Sample app - Go

This article will walk you through how to secure your sensitive data by replacing it with a secure reference token, and defining an access policy that governs the circumstances in which that token can be resolved.

You will achieve this using the sample app in our SDK. The sample app will introduce the key concepts of Tokenizer by prompting you to encode and decode a secret message. This will give you a strong foundational understanding of Tokenizer’s core functionality and how to use the Tokenizer SDK. It should take around 5 minutes.

We recommend reading the SDK's sample.go file in your favorite code editor as you go through it. This is the best way to get oriented in the SDK.

1. Download the SDK

This doc assumes you are using Go 1.16+. Check you have Git and Go installed, then run the following git command to clone our SDKs:

git clone ssh://[email protected]/userclouds/tokenizersdk-golang.git

SDKs in more languages in beta - reach out to [email protected] if you need help!

2. Run the Sample App

Open your CLI and navigate to the directory you saved the SDK in. Then run the sample app file:

go run sample.go

3. Create an Access Policy

The first step is to specify a recipient for your secret message. The sample app will then create an access policy for that recipient.

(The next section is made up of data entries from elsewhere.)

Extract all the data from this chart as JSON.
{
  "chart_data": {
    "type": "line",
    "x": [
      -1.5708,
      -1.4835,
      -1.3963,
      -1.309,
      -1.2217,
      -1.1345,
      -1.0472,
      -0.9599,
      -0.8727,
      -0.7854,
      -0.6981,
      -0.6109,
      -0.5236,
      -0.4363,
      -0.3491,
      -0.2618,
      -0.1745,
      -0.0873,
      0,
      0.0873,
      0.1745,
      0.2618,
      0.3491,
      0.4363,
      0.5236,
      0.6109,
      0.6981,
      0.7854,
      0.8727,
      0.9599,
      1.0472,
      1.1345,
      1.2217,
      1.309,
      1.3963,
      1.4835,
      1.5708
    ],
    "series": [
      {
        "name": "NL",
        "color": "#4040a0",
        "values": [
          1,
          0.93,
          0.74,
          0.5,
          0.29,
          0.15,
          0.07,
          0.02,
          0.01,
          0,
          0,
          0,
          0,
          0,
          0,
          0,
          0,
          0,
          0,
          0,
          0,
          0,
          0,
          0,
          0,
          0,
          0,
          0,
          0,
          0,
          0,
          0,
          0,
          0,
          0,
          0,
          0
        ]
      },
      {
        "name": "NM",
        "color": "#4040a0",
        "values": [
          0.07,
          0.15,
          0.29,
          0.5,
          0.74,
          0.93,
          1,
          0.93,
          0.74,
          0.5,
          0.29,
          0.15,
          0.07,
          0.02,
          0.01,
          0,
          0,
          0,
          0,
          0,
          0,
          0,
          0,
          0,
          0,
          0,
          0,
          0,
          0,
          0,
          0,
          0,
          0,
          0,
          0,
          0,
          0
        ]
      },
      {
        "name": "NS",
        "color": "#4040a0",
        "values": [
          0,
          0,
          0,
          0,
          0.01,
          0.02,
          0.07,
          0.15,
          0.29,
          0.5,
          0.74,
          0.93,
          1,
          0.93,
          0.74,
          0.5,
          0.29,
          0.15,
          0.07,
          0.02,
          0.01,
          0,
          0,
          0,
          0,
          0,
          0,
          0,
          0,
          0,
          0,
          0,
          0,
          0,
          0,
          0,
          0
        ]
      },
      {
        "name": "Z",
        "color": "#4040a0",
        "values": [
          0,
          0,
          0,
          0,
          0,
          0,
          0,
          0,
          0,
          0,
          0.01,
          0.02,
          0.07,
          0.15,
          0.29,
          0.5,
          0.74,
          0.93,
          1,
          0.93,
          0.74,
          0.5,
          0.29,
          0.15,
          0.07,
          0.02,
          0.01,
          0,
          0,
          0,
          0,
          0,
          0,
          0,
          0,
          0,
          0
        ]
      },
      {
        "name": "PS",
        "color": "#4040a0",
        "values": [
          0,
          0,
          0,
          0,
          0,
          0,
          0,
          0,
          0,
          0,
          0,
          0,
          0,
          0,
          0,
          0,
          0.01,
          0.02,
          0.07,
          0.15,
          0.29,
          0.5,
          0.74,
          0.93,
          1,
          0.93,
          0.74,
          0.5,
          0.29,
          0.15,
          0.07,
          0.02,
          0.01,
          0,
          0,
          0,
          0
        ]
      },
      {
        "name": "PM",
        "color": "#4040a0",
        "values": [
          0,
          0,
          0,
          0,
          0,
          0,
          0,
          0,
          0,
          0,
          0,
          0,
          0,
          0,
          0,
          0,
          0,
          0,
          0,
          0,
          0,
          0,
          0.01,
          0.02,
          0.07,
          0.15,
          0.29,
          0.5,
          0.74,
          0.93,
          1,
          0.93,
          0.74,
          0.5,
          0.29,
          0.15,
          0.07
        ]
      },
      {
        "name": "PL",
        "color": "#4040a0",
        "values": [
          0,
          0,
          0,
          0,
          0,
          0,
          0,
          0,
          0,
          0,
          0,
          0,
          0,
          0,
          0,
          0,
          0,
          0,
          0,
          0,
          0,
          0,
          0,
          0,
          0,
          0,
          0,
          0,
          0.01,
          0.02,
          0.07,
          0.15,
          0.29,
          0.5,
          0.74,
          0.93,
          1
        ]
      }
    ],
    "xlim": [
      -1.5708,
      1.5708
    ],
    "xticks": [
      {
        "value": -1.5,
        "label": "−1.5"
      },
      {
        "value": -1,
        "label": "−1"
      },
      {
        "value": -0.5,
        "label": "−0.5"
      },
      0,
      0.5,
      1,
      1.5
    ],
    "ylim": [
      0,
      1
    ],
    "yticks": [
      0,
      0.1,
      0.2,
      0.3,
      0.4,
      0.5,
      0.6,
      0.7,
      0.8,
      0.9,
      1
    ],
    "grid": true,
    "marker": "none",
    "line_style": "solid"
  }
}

Access Policies control the circumstances in which sensitive data can be accessed. For example, they might specify that a piece of data can only be accessed by an authenticated engineer, on a trusted IP address, for integrity purposes. Practically, Access Policies are functions that evaluate context from the server and the client, returning true or false according to whether access is allowed or denied.

4. Create Your First Token

Once you have created the access policy, it’s time to write your secret message. Once you’ve written it, the sample app will tokenize the data using the CreateToken call. When you tokenize sensitive data, you substitute it for a secure, randomly generated reference token.

CreateToken is an HTTP POST request specifying four core concepts:

  1. Data: this is the raw sensitive data that you are tokenizing, in this case the secret message
  2. A data transformer: this transforms the raw data into the token, and controls what the token looks like, e.g. you might require a token for an email to look like an email, in order to prevent validation errors in your system.
  3. An access policy: this controls the conditions in which a token can be resolved, e.g. only allow resolution for fraud purposes, by an authenticated data scientist, on a trusted IP.
  4. Attributes: attributes allow bulk operations on tokens.

Follow the prompts to create your first token. Nice job!

5. Resolve Your Token

When an application or employee needs access to the original data, they can call ResolveToken to request to exchange the token for the raw data. If the access policy for that token is met, the raw data will be returned.

Now you can try to resolve your token as different users in the Sample App. If you use your intended recipient’s name, Tokenizer will return the secret message. If you use another name, the request will be rejected.

Great job! You’ve protected your secret message by replacing it with a secure, randomly generated token - and configuring an access policy that governs the circumstances in which that token can be resolved. You've finished the sample app and mastered the basics of Tokenizer.